Against the background of continued surge in demand for artificial intelligence chips, TSMC's 3nm production capacity is almost "crowded". Although the monthly supply of 3nm wafers is expected to increase to about 175,000 pieces, it still faces a serious shortage of supply. Under this circumstance, even Apple, the most attractive major customer for a long time, cannot obtain special care from its foundry partners and can only adjust its roadmap: after using 2nm for only two generations, it will switch to 1.4nm as soon as possible to ensure the stable supply of future iPhones and self-developed chips.

According to current industry information, Apple is expected to use TSMC's 2nm N2 and N2P processes this year and 2027 respectively, and then make A22 Pro the first SoC product based on the 1.4nm process in 2028. The cost of TSMC's next-generation sub-2nm process is expected to be as high as approximately US$45,000 per wafer, which means that Apple will pay much higher manufacturing costs than before and become an "ultra-early" adopter of this new process line.
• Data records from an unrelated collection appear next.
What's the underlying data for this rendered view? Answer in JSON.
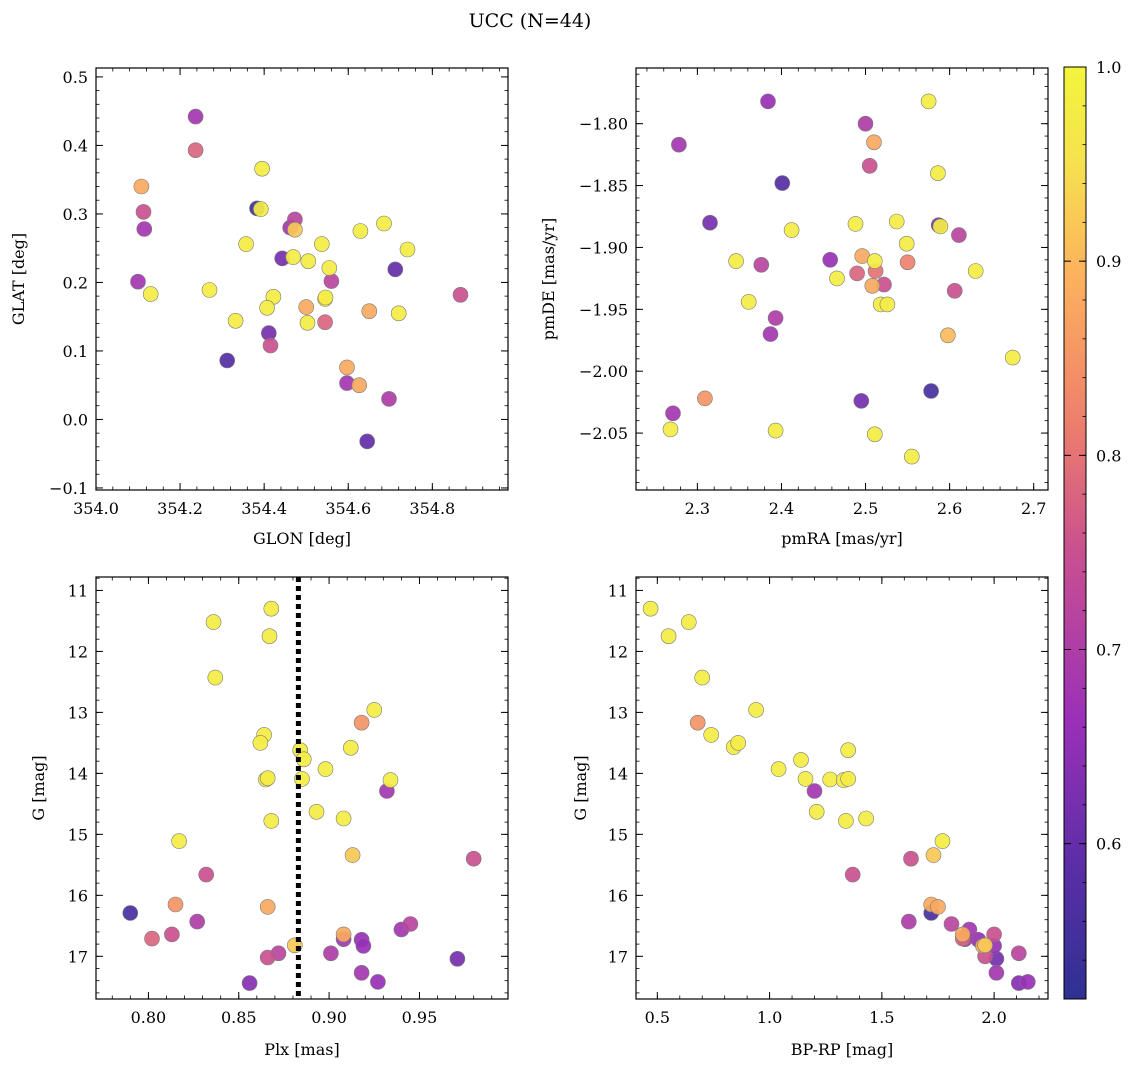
{
  "figure": {
    "title": "UCC (N=44)"
  },
  "colorbar": {
    "range": [
      0.52,
      1.0
    ],
    "ticks": [
      0.6,
      0.7,
      0.8,
      0.9,
      1.0
    ],
    "tick_labels": [
      "0.6",
      "0.7",
      "0.8",
      "0.9",
      "1.0"
    ],
    "colormap": "plasma",
    "colors": [
      "#2e3192",
      "#5a2ea6",
      "#9b30b8",
      "#c9508f",
      "#ee7f6c",
      "#fcb35d",
      "#f6e24e",
      "#f2f53c"
    ]
  },
  "chart_data": [
    {
      "id": "sky",
      "type": "scatter",
      "xlabel": "GLON [deg]",
      "ylabel": "GLAT [deg]",
      "xlim": [
        354.0,
        354.98
      ],
      "ylim": [
        -0.103,
        0.513
      ],
      "y_inverted": false,
      "xticks": [
        354.0,
        354.2,
        354.4,
        354.6,
        354.8
      ],
      "xtick_labels": [
        "354.0",
        "354.2",
        "354.4",
        "354.6",
        "354.8"
      ],
      "yticks": [
        -0.1,
        0.0,
        0.1,
        0.2,
        0.3,
        0.4,
        0.5
      ],
      "ytick_labels": [
        "−0.1",
        "0.0",
        "0.1",
        "0.2",
        "0.3",
        "0.4",
        "0.5"
      ],
      "points": [
        [
          354.237,
          0.442,
          0.68
        ],
        [
          354.237,
          0.393,
          0.78
        ],
        [
          354.108,
          0.34,
          0.88
        ],
        [
          354.113,
          0.303,
          0.75
        ],
        [
          354.115,
          0.278,
          0.68
        ],
        [
          354.1,
          0.201,
          0.68
        ],
        [
          354.13,
          0.183,
          0.98
        ],
        [
          354.27,
          0.189,
          0.98
        ],
        [
          354.332,
          0.144,
          0.98
        ],
        [
          354.357,
          0.256,
          0.98
        ],
        [
          354.395,
          0.366,
          0.98
        ],
        [
          354.392,
          0.307,
          0.98
        ],
        [
          354.383,
          0.308,
          0.55
        ],
        [
          354.462,
          0.28,
          0.68
        ],
        [
          354.473,
          0.292,
          0.72
        ],
        [
          354.473,
          0.277,
          0.92
        ],
        [
          354.469,
          0.237,
          0.98
        ],
        [
          354.443,
          0.235,
          0.62
        ],
        [
          354.505,
          0.231,
          0.98
        ],
        [
          354.537,
          0.256,
          0.98
        ],
        [
          354.555,
          0.221,
          0.98
        ],
        [
          354.56,
          0.202,
          0.72
        ],
        [
          354.5,
          0.164,
          0.88
        ],
        [
          354.503,
          0.141,
          0.98
        ],
        [
          354.545,
          0.176,
          0.98
        ],
        [
          354.546,
          0.178,
          0.98
        ],
        [
          354.545,
          0.142,
          0.78
        ],
        [
          354.422,
          0.179,
          0.98
        ],
        [
          354.407,
          0.163,
          0.98
        ],
        [
          354.411,
          0.126,
          0.62
        ],
        [
          354.415,
          0.108,
          0.75
        ],
        [
          354.312,
          0.086,
          0.58
        ],
        [
          354.629,
          0.275,
          0.98
        ],
        [
          354.685,
          0.286,
          0.98
        ],
        [
          354.712,
          0.219,
          0.6
        ],
        [
          354.741,
          0.248,
          0.98
        ],
        [
          354.65,
          0.158,
          0.88
        ],
        [
          354.72,
          0.155,
          0.98
        ],
        [
          354.597,
          0.076,
          0.88
        ],
        [
          354.597,
          0.053,
          0.68
        ],
        [
          354.626,
          0.05,
          0.88
        ],
        [
          354.697,
          0.03,
          0.7
        ],
        [
          354.645,
          -0.032,
          0.6
        ],
        [
          354.867,
          0.182,
          0.75
        ]
      ]
    },
    {
      "id": "pm",
      "type": "scatter",
      "xlabel": "pmRA [mas/yr]",
      "ylabel": "pmDE [mas/yr]",
      "xlim": [
        2.227,
        2.717
      ],
      "ylim": [
        -2.096,
        -1.755
      ],
      "y_inverted": false,
      "xticks": [
        2.3,
        2.4,
        2.5,
        2.6,
        2.7
      ],
      "xtick_labels": [
        "2.3",
        "2.4",
        "2.5",
        "2.6",
        "2.7"
      ],
      "yticks": [
        -2.05,
        -2.0,
        -1.95,
        -1.9,
        -1.85,
        -1.8
      ],
      "ytick_labels": [
        "−2.05",
        "−2.00",
        "−1.95",
        "−1.90",
        "−1.85",
        "−1.80"
      ],
      "points": [
        [
          2.384,
          -1.782,
          0.66
        ],
        [
          2.278,
          -1.817,
          0.68
        ],
        [
          2.401,
          -1.848,
          0.58
        ],
        [
          2.315,
          -1.88,
          0.62
        ],
        [
          2.346,
          -1.911,
          0.98
        ],
        [
          2.361,
          -1.944,
          0.98
        ],
        [
          2.376,
          -1.914,
          0.72
        ],
        [
          2.393,
          -1.957,
          0.7
        ],
        [
          2.387,
          -1.97,
          0.68
        ],
        [
          2.412,
          -1.886,
          0.98
        ],
        [
          2.458,
          -1.91,
          0.66
        ],
        [
          2.466,
          -1.925,
          0.98
        ],
        [
          2.488,
          -1.881,
          0.98
        ],
        [
          2.49,
          -1.921,
          0.78
        ],
        [
          2.496,
          -1.907,
          0.88
        ],
        [
          2.5,
          -1.8,
          0.7
        ],
        [
          2.505,
          -1.834,
          0.75
        ],
        [
          2.51,
          -1.815,
          0.88
        ],
        [
          2.511,
          -1.911,
          0.98
        ],
        [
          2.512,
          -1.919,
          0.8
        ],
        [
          2.508,
          -1.931,
          0.88
        ],
        [
          2.518,
          -1.946,
          0.98
        ],
        [
          2.522,
          -1.93,
          0.75
        ],
        [
          2.526,
          -1.946,
          0.98
        ],
        [
          2.537,
          -1.879,
          0.98
        ],
        [
          2.549,
          -1.897,
          0.98
        ],
        [
          2.55,
          -1.912,
          0.82
        ],
        [
          2.575,
          -1.782,
          0.98
        ],
        [
          2.586,
          -1.84,
          0.98
        ],
        [
          2.587,
          -1.882,
          0.62
        ],
        [
          2.589,
          -1.883,
          0.98
        ],
        [
          2.611,
          -1.89,
          0.72
        ],
        [
          2.606,
          -1.935,
          0.75
        ],
        [
          2.631,
          -1.919,
          0.98
        ],
        [
          2.598,
          -1.971,
          0.9
        ],
        [
          2.675,
          -1.989,
          0.98
        ],
        [
          2.578,
          -2.016,
          0.56
        ],
        [
          2.495,
          -2.024,
          0.62
        ],
        [
          2.511,
          -2.051,
          0.98
        ],
        [
          2.555,
          -2.069,
          0.98
        ],
        [
          2.309,
          -2.022,
          0.85
        ],
        [
          2.271,
          -2.034,
          0.68
        ],
        [
          2.268,
          -2.047,
          0.98
        ],
        [
          2.393,
          -2.048,
          0.98
        ]
      ]
    },
    {
      "id": "plx",
      "type": "scatter",
      "xlabel": "Plx [mas]",
      "ylabel": "G [mag]",
      "xlim": [
        0.771,
        0.999
      ],
      "ylim": [
        10.78,
        17.7
      ],
      "y_inverted": true,
      "vline": 0.883,
      "xticks": [
        0.8,
        0.85,
        0.9,
        0.95
      ],
      "xtick_labels": [
        "0.80",
        "0.85",
        "0.90",
        "0.95"
      ],
      "yticks": [
        11,
        12,
        13,
        14,
        15,
        16,
        17
      ],
      "ytick_labels": [
        "11",
        "12",
        "13",
        "14",
        "15",
        "16",
        "17"
      ],
      "points": [
        [
          0.836,
          11.52,
          0.98
        ],
        [
          0.868,
          11.3,
          0.98
        ],
        [
          0.867,
          11.75,
          0.98
        ],
        [
          0.837,
          12.43,
          0.98
        ],
        [
          0.925,
          12.96,
          0.98
        ],
        [
          0.918,
          13.17,
          0.85
        ],
        [
          0.864,
          13.37,
          0.98
        ],
        [
          0.862,
          13.5,
          0.98
        ],
        [
          0.884,
          13.62,
          0.98
        ],
        [
          0.886,
          13.77,
          0.98
        ],
        [
          0.912,
          13.58,
          0.98
        ],
        [
          0.898,
          13.93,
          0.98
        ],
        [
          0.865,
          14.1,
          0.98
        ],
        [
          0.866,
          14.08,
          0.98
        ],
        [
          0.885,
          14.09,
          0.98
        ],
        [
          0.934,
          14.11,
          0.98
        ],
        [
          0.932,
          14.29,
          0.68
        ],
        [
          0.893,
          14.63,
          0.98
        ],
        [
          0.908,
          14.74,
          0.98
        ],
        [
          0.868,
          14.78,
          0.98
        ],
        [
          0.817,
          15.11,
          0.98
        ],
        [
          0.913,
          15.34,
          0.92
        ],
        [
          0.98,
          15.4,
          0.75
        ],
        [
          0.832,
          15.66,
          0.75
        ],
        [
          0.815,
          16.15,
          0.85
        ],
        [
          0.866,
          16.19,
          0.88
        ],
        [
          0.79,
          16.29,
          0.56
        ],
        [
          0.827,
          16.43,
          0.7
        ],
        [
          0.813,
          16.64,
          0.75
        ],
        [
          0.802,
          16.71,
          0.78
        ],
        [
          0.908,
          16.64,
          0.88
        ],
        [
          0.908,
          16.72,
          0.68
        ],
        [
          0.918,
          16.73,
          0.66
        ],
        [
          0.919,
          16.83,
          0.66
        ],
        [
          0.881,
          16.82,
          0.92
        ],
        [
          0.901,
          16.95,
          0.7
        ],
        [
          0.945,
          16.47,
          0.72
        ],
        [
          0.94,
          16.56,
          0.68
        ],
        [
          0.866,
          17.02,
          0.75
        ],
        [
          0.872,
          16.95,
          0.72
        ],
        [
          0.971,
          17.04,
          0.62
        ],
        [
          0.918,
          17.27,
          0.68
        ],
        [
          0.856,
          17.44,
          0.64
        ],
        [
          0.927,
          17.42,
          0.66
        ]
      ]
    },
    {
      "id": "cmd",
      "type": "scatter",
      "xlabel": "BP-RP [mag]",
      "ylabel": "G [mag]",
      "xlim": [
        0.405,
        2.24
      ],
      "ylim": [
        10.78,
        17.7
      ],
      "y_inverted": true,
      "xticks": [
        0.5,
        1.0,
        1.5,
        2.0
      ],
      "xtick_labels": [
        "0.5",
        "1.0",
        "1.5",
        "2.0"
      ],
      "yticks": [
        11,
        12,
        13,
        14,
        15,
        16,
        17
      ],
      "ytick_labels": [
        "11",
        "12",
        "13",
        "14",
        "15",
        "16",
        "17"
      ],
      "points": [
        [
          0.47,
          11.3,
          0.98
        ],
        [
          0.55,
          11.75,
          0.98
        ],
        [
          0.64,
          11.52,
          0.98
        ],
        [
          0.7,
          12.43,
          0.98
        ],
        [
          0.68,
          13.17,
          0.85
        ],
        [
          0.74,
          13.37,
          0.98
        ],
        [
          0.94,
          12.96,
          0.98
        ],
        [
          0.84,
          13.57,
          0.98
        ],
        [
          0.86,
          13.5,
          0.98
        ],
        [
          1.04,
          13.93,
          0.98
        ],
        [
          1.14,
          13.78,
          0.98
        ],
        [
          1.16,
          14.09,
          0.98
        ],
        [
          1.21,
          14.63,
          0.98
        ],
        [
          1.2,
          14.29,
          0.68
        ],
        [
          1.27,
          14.1,
          0.98
        ],
        [
          1.33,
          14.11,
          0.98
        ],
        [
          1.35,
          14.09,
          0.98
        ],
        [
          1.35,
          13.62,
          0.98
        ],
        [
          1.34,
          14.78,
          0.98
        ],
        [
          1.43,
          14.74,
          0.98
        ],
        [
          1.37,
          15.66,
          0.75
        ],
        [
          1.63,
          15.4,
          0.75
        ],
        [
          1.73,
          15.34,
          0.92
        ],
        [
          1.77,
          15.11,
          0.98
        ],
        [
          1.62,
          16.43,
          0.7
        ],
        [
          1.72,
          16.29,
          0.56
        ],
        [
          1.72,
          16.15,
          0.88
        ],
        [
          1.75,
          16.19,
          0.88
        ],
        [
          1.81,
          16.47,
          0.72
        ],
        [
          1.86,
          16.64,
          0.88
        ],
        [
          1.86,
          16.71,
          0.78
        ],
        [
          1.87,
          16.72,
          0.68
        ],
        [
          1.89,
          16.56,
          0.68
        ],
        [
          1.93,
          16.73,
          0.66
        ],
        [
          1.96,
          16.82,
          0.92
        ],
        [
          1.95,
          16.83,
          0.88
        ],
        [
          2.0,
          16.64,
          0.75
        ],
        [
          2.0,
          16.83,
          0.66
        ],
        [
          1.96,
          17.0,
          0.75
        ],
        [
          2.01,
          17.04,
          0.62
        ],
        [
          2.01,
          17.27,
          0.68
        ],
        [
          2.11,
          16.95,
          0.72
        ],
        [
          2.11,
          17.44,
          0.64
        ],
        [
          2.15,
          17.42,
          0.66
        ]
      ]
    }
  ]
}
However, unlike a few years ago, where performance advantages were mainly obtained through process leadership, Apple's motivations for accelerating its move to 1.4nm have changed significantly.

In the field of mobile chip design, Apple has established extremely solid technological and architectural advantages, and there is no urgent "technological catch-up" pressure on Qualcomm, MediaTek and Samsung. For example, the A19 and A19 Pro are about 10% smaller in area than the previous generation A18 and A18 Pro, while continuing to improve performance and energy efficiency, allowing more chips to be cut on the same wafer and diluting the unit cost. What’s more noteworthy is that the A20 Pro package size is reportedly almost the same as the A19 Pro, but it integrates a larger NPU internally, while some competitors are still “stacking” to show their lead by continuously enlarging the package. These design-level advantages prevent Apple from blindly embracing more advanced processes in terms of architecture and micro-design to compete for performance headlines.

For Apple, the real pressure comes from the "avalanche effect" at the production capacity level. In 2025, Apple iPhone shipments will exceed 240 million units, and the overall shipment scale continues to rise. However, AI companies’ hunger for computing power far exceeds that of the smartphone industry. Once the main chips of these companies are fully migrated from 3nm to 2nm, the supply shortage of 2nm production lines will inevitably repeat the situation of today’s 3nm. Under this situation, if Apple continues to rely heavily on 2nm chips, it will face serious supply risks and delivery uncertainties, which will affect the pace and revenue performance of its flagship iPhone.

Therefore, Apple is striving to lock in as much production capacity as possible in the early stages of mass production of the 1.4nm process through more radical route planning, viewing the 1.4nm node as a key "safe harbor" to avoid future supply crises. Although the transition to the 1.4nm node will undoubtedly significantly increase manufacturing costs, with the support of Apple's huge revenue scale and high-end product profit margins, this expensive choice will not fundamentally erode the company's overall profitability. On the contrary, if Apple can take the lead in "eating" most of the smartphone-related quotas at the beginning of the opening of 1.4nm production capacity, mobile chip manufacturers such as Qualcomm and MediaTek will only be able to compete for limited remaining production capacity after Apple at this node in the future.

From a broader semiconductor industry perspective, TSMC has not opened a "special channel" for any single customer, and all capacity allocation needs to be weighed between multiple business lines such as AI, high-performance computing and mobile terminals. With AI chips becoming the "number one customer" of advanced processes, traditional mobile terminal manufacturers can only avoid risks by locking in next-generation processes in advance if they want to avoid being squeezed out of production capacity by computing power demands. For Apple, accelerating the shift from 2nm to 1.4nm is no longer just a choice of technology route, but a strategic game to ensure supply security, maintain the pace of flagship products, and stabilize revenue performance.